Alliance Française de Manille, Embassy of France to the Philippines, National Museum of the Philippines and the National Commission for Culture and the Arts present “The Valley,” a photographic exhibition by French photographer Pierre de Vallombreuse open for public viewing from August 31 to February 4, 2018 at the Old Senate Hall of the National Museum of the Philippines.
De Vallombreuse dedicated almost 30 years of his life (from 1988 up to the present) to document the landscapes and daily lives of the ethnolinguistic group, the Tau’t Batu in Singnapan Valley in Palawan.
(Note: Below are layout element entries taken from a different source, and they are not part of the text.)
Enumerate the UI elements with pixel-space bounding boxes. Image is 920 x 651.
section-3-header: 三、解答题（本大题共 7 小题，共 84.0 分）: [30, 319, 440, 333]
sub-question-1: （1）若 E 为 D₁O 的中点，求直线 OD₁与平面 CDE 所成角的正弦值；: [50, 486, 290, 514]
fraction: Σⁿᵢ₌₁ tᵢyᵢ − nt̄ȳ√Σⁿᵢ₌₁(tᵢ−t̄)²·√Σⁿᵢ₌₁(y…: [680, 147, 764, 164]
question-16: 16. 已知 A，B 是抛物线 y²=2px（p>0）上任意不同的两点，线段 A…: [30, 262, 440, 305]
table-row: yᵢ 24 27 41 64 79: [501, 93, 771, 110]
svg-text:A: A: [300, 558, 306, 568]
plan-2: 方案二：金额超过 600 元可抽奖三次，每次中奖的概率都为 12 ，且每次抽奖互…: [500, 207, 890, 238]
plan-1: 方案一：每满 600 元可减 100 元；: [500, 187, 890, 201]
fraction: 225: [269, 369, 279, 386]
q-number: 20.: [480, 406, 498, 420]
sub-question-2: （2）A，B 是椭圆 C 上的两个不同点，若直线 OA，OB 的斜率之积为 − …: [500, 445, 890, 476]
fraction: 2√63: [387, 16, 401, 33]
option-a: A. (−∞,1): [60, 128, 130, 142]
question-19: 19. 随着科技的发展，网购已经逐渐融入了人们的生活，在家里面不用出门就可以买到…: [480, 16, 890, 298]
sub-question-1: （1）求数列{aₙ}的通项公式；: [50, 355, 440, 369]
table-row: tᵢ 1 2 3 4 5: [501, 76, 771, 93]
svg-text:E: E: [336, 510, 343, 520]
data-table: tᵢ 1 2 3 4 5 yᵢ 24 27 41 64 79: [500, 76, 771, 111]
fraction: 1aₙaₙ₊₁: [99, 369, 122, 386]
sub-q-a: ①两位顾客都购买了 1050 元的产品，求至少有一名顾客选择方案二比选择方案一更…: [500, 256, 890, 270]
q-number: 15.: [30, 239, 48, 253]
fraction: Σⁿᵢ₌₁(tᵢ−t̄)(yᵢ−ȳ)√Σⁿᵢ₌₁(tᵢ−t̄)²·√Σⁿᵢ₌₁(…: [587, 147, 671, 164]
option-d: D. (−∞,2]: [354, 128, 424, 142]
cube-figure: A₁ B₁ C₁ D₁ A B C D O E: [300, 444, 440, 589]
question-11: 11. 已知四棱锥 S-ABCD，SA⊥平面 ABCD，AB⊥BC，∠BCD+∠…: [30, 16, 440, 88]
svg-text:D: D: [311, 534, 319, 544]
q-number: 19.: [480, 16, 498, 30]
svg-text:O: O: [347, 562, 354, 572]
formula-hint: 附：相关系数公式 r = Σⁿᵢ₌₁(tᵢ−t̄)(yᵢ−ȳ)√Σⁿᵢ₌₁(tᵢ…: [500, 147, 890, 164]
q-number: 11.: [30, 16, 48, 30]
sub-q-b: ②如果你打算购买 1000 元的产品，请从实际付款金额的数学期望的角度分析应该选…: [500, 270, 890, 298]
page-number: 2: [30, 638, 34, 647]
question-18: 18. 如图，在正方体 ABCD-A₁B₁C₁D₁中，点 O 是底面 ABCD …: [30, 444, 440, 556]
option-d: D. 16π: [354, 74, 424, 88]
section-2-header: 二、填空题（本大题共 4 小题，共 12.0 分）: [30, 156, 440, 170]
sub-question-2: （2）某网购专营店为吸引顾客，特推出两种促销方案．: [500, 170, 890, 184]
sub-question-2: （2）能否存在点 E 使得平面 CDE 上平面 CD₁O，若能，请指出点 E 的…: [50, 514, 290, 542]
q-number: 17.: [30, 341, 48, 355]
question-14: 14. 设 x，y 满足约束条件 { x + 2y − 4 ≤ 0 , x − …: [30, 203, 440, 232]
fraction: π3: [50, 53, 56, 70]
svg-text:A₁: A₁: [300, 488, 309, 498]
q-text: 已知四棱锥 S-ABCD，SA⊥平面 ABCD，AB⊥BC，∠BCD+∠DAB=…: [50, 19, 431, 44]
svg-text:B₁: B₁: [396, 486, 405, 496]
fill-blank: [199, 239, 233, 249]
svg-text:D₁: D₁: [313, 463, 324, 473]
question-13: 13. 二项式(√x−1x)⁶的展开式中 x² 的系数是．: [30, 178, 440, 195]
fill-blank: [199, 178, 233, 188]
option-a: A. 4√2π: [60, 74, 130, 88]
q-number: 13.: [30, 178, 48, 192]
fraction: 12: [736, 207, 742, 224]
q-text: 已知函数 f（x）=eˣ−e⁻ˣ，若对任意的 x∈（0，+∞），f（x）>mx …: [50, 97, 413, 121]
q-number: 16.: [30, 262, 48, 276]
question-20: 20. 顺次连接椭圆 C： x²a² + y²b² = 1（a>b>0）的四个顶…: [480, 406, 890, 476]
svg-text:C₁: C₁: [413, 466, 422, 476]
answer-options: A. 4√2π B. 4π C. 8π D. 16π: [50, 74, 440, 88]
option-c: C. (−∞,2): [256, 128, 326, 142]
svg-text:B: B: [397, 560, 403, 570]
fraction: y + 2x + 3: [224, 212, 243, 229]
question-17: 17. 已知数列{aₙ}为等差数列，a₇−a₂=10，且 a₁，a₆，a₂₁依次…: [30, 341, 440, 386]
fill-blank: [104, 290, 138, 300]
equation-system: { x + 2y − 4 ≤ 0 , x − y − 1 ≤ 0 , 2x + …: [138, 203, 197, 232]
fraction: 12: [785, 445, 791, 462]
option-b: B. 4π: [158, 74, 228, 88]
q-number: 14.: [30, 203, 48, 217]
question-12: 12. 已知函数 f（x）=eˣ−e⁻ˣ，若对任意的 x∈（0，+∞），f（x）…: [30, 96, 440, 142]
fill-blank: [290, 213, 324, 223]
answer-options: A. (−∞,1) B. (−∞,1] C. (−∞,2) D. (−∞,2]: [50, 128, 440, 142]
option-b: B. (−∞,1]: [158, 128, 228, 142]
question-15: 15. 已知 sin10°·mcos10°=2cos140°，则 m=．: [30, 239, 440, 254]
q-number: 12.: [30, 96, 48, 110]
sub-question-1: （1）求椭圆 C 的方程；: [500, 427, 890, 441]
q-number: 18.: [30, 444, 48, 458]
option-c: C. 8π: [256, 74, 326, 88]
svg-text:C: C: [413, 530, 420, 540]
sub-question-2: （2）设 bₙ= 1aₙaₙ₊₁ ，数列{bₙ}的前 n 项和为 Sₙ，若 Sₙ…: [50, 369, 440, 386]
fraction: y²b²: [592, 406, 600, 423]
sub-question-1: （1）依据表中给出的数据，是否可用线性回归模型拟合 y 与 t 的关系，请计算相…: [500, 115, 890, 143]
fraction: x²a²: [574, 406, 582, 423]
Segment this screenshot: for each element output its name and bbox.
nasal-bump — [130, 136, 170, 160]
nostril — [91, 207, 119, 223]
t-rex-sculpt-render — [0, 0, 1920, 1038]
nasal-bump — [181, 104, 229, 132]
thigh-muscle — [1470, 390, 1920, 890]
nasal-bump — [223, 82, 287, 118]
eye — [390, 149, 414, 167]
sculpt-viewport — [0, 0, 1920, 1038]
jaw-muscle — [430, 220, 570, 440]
Eighty-one photographs and more than 100 digital photos are set to be presented.
This exhibit is a fitting tribute to the 70th year anniversary of the diplomatic ties between France and the Philippines.
“I am deeply honored to have been invited by the National Museum of the Philippines to present my photographic work on the Tau’t Batu, which started in 1988. I hope that this exhibition will give the public a chance to appreciate this unique culture that we have to defend and protect. This exhibition is also an opportunity for the public to meet those endearing individuals who have become very close friends of mine over the years. I dare hope that this encounter will raise awareness on the issues, perils and challenges the valley is facing today. Never before have external pressures been so strong and have the Pala’wan people undergone changes so deep,” De Vallombreuse said.
According to him, with the inhabitants of the valley, he was able to discover a community composed of wise poets whose sharp humor roughs up the ego.
“I was soothed by their fundamentally peaceful culture that rejects violence (Pala’wan people are among the few and rare peaceful societies in the world). Thanks to them, I learned that not all human societies are always driven and steered by violence, predation, greed, calculation and cynicism. This is too rare and precious, and so we cannot just look the other way, especially during these crucial times.”
De Vallombreuse’s whole work with the indigenous peoples for the past 30 years has been fueled by only a few simple ideas and principles: to share his encounters with them, to advocate the diversity of cultures, to respect differences, to provide evidence of aggressions and injustices perpetrated against them, to show their evolution and adaptation in coping with changes that disrupt their lifestyle.
“My actions are in line with the principles of international institutions such as UNESCO and its Program on the Safeguarding of the Intangible Cultural Heritage of Humanity,” he ended.